The end of the state shutdown means that our sisters and brothers who do the people’s work are back on the job. That’s a relief — not only for those state of Minnesota employees who were laid off but for everyone who counts on vital state services.
Governor Mark Dayton, in his words, reluctantly agreed to but did not “agree with” the Republican financing plan that closed the state budget shortfall. Thankfully, Dayton forcefully insisted that he would accept the financing plan only if the Republicans would drop a laundry list of extreme policy changes and also agree to a $500 million bonding bill to create jobs. They agreed.
Instead of Governor Dayton’s final proposal to ask only people who earn more than $1 million per year to pay more in state income taxes, the Republican plan closed the budget gap by again delaying payments to schools and by borrowing against future revenues from the state tobacco settlement.
The final budget spends $1.5 billion more than the Republicans originally wanted, but it still will bring painful cuts to services we Minnesotans depend on for our quality of life.
The cuts include, for example, a $23 million cut in Local Government Aid to the City of Minneapolis. One impact: the City will need to cut the 2011 street paving budget by 50 percent, leaving dangerous potholes unrepaired.

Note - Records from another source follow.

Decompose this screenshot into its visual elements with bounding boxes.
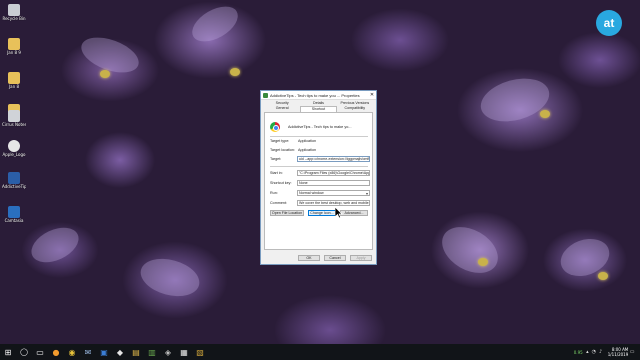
start-in-field[interactable]: "C:\Program Files (x86)\Google\Chrome\Ap… xyxy=(297,170,370,176)
app-name: AddictiveTips - Tech tips to make yo... xyxy=(288,125,352,129)
open-file-location-button[interactable]: Open File Location xyxy=(270,210,304,216)
ok-button[interactable]: OK xyxy=(298,255,320,261)
folder-icon xyxy=(8,38,20,50)
notes-icon xyxy=(8,110,20,122)
desktop-icon-label: Apple_Logo xyxy=(2,152,26,157)
target-location-label: Target location: xyxy=(270,148,296,152)
wallpaper-petal xyxy=(136,252,204,303)
cancel-button[interactable]: Cancel xyxy=(324,255,346,261)
close-icon[interactable]: ✕ xyxy=(368,92,376,98)
wallpaper-flower-center xyxy=(100,70,110,78)
shortcut-icon xyxy=(8,172,20,184)
wallpaper-petal xyxy=(186,0,244,49)
target-type-label: Target type: xyxy=(270,139,290,143)
desktop-icon-notes[interactable]: Cirrus Notes xyxy=(2,110,26,127)
wallpaper-flower-center xyxy=(478,258,488,266)
desktop-icon-label: Jan 8 xyxy=(9,84,19,89)
shortcut-properties-icon xyxy=(263,92,268,98)
clock[interactable]: 8:00 AM 1/11/2019 xyxy=(608,347,629,357)
mouse-cursor-icon xyxy=(335,207,343,219)
desktop-icon-label: Jan 8 9 xyxy=(7,50,21,55)
clock-date: 1/11/2019 xyxy=(607,352,629,357)
run-select[interactable]: Normal window xyxy=(297,190,370,196)
folder-icon xyxy=(8,72,20,84)
apply-button[interactable]: Apply xyxy=(350,255,372,261)
wallpaper-flower-center xyxy=(230,68,240,76)
target-field[interactable]: uid --app=chrome-extension://iggpmajh/om… xyxy=(297,156,370,162)
desktop-icon-addictivetips[interactable]: AddictiveTips - Tech tips xyxy=(2,172,26,189)
apple-icon xyxy=(8,140,20,152)
cpu-meter[interactable]: 0.95 xyxy=(574,350,583,355)
wallpaper-petal xyxy=(76,30,144,80)
logo-text: at xyxy=(603,16,615,30)
comment-field[interactable]: We cover the best desktop, web and mobil… xyxy=(297,200,370,206)
tray-chevron-icon[interactable]: ▴ xyxy=(586,349,589,355)
change-icon-button[interactable]: Change Icon... xyxy=(308,210,336,216)
system-tray: 0.95 ▴ ◔ ♪ 8:00 AM 1/11/2019 ▭ xyxy=(574,344,636,360)
divider xyxy=(270,136,368,137)
comment-label: Comment: xyxy=(270,201,288,205)
desktop-icon-label: Camtasia xyxy=(4,218,24,223)
taskbar-app-icon[interactable]: ▧ xyxy=(195,347,206,358)
properties-dialog: AddictiveTips - Tech tips to make you ..… xyxy=(260,90,377,265)
wallpaper-petal xyxy=(434,217,506,283)
target-location-value: Application xyxy=(298,148,317,152)
run-label: Run: xyxy=(270,191,278,195)
mail-icon[interactable]: ✉ xyxy=(83,347,94,358)
taskbar-app-icon[interactable]: ▤ xyxy=(131,347,142,358)
start-icon[interactable]: ⊞ xyxy=(3,347,14,358)
search-icon[interactable]: ◯ xyxy=(19,347,30,358)
addictivetips-logo: at xyxy=(596,10,622,36)
run-select-value: Normal window xyxy=(299,191,324,195)
wallpaper-petal xyxy=(476,71,554,129)
task-view-icon[interactable]: ▭ xyxy=(35,347,46,358)
chrome-icon[interactable] xyxy=(270,122,280,132)
taskbar-app-icon[interactable]: ● xyxy=(51,347,62,358)
volume-icon[interactable]: ♪ xyxy=(599,349,602,355)
shortcut-key-label: Shortcut key: xyxy=(270,181,292,185)
target-label: Target: xyxy=(270,157,282,161)
dialog-titlebar[interactable]: AddictiveTips - Tech tips to make you ..… xyxy=(261,91,376,100)
taskbar: ⊞ ◯ ▭ ● ◉ ✉ ▣ ◆ ▤ ▥ ◈ ▦ ▧ 0.95 ▴ ◔ ♪ 8:0… xyxy=(0,344,640,360)
desktop-icon-camtasia[interactable]: Camtasia xyxy=(2,206,26,223)
desktop-icon-label: Cirrus Notes xyxy=(2,122,26,127)
taskbar-app-icon[interactable]: ▦ xyxy=(179,347,190,358)
recycle-bin-icon xyxy=(8,4,20,16)
desktop-icon-label: Recycle Bin xyxy=(2,16,26,21)
desktop-icon-label: AddictiveTips - Tech tips xyxy=(2,184,26,189)
target-type-value: Application xyxy=(298,139,317,143)
desktop-icon-apple[interactable]: Apple_Logo xyxy=(2,140,26,157)
notifications-icon[interactable]: ▭ xyxy=(630,349,635,355)
network-icon[interactable]: ◔ xyxy=(592,349,596,355)
divider xyxy=(270,166,368,167)
taskbar-app-icon[interactable]: ◆ xyxy=(115,347,126,358)
desktop-icon-folder-2[interactable]: Jan 8 xyxy=(2,72,26,89)
taskbar-app-icon[interactable]: ▥ xyxy=(147,347,158,358)
shortcut-panel: AddictiveTips - Tech tips to make yo... … xyxy=(264,112,373,250)
camtasia-icon xyxy=(8,206,20,218)
desktop-icon-folder-1[interactable]: Jan 8 9 xyxy=(2,38,26,55)
dialog-title: AddictiveTips - Tech tips to make you ..… xyxy=(270,92,360,98)
chrome-taskbar-icon[interactable]: ◉ xyxy=(67,347,78,358)
wallpaper-flower-center xyxy=(598,272,608,280)
taskbar-app-icon[interactable]: ▣ xyxy=(99,347,110,358)
wallpaper-petal xyxy=(26,220,84,270)
app-header: AddictiveTips - Tech tips to make yo... xyxy=(270,122,352,132)
advanced-button[interactable]: Advanced... xyxy=(340,210,368,216)
shortcut-key-field[interactable]: None xyxy=(297,180,370,186)
desktop-icon-recycle-bin[interactable]: Recycle Bin xyxy=(2,4,26,21)
wallpaper-flower-center xyxy=(540,110,550,118)
start-in-label: Start in: xyxy=(270,171,283,175)
taskbar-app-icon[interactable]: ◈ xyxy=(163,347,174,358)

According to Mayor R.T. Rybak’s office, Local Government Aid to the City of Minneapolis has been cut a total of $352 million since 2002. The City has 10 percent fewer full-time positions than 10 years ago. And, the Mayor’s office notes, “because of LGA cuts, the burden of paying for basic services has shifted onto property taxes.”
Simple fairness requires that taxes should be based on ability to pay. That’s why labor has supported Governor Dayton’s call to increase income taxes on the top two percent of earners, so that the rich pay the same percentage of their income in state and local taxes as the middle class.
Governor Dayton has said he will continue to pursue this goal and so will the state’s labor movement.
Fair taxes, quality public services, access to health care and living wage jobs should not be partisan issues. These goals should be a common sense agenda that unites Democrats, Republicans, and independents on common ground.
The MRLF hosted 13 community meetings with Republican legislators in recent weeks seeking this common ground. If we can find common ground, we hoped, we can compromise and work together.
Where we can’t find common ground, where ideologues on a soapbox remain fixed in extreme positions and won’t compromise, then we’ll turn to the 2012 ballot box.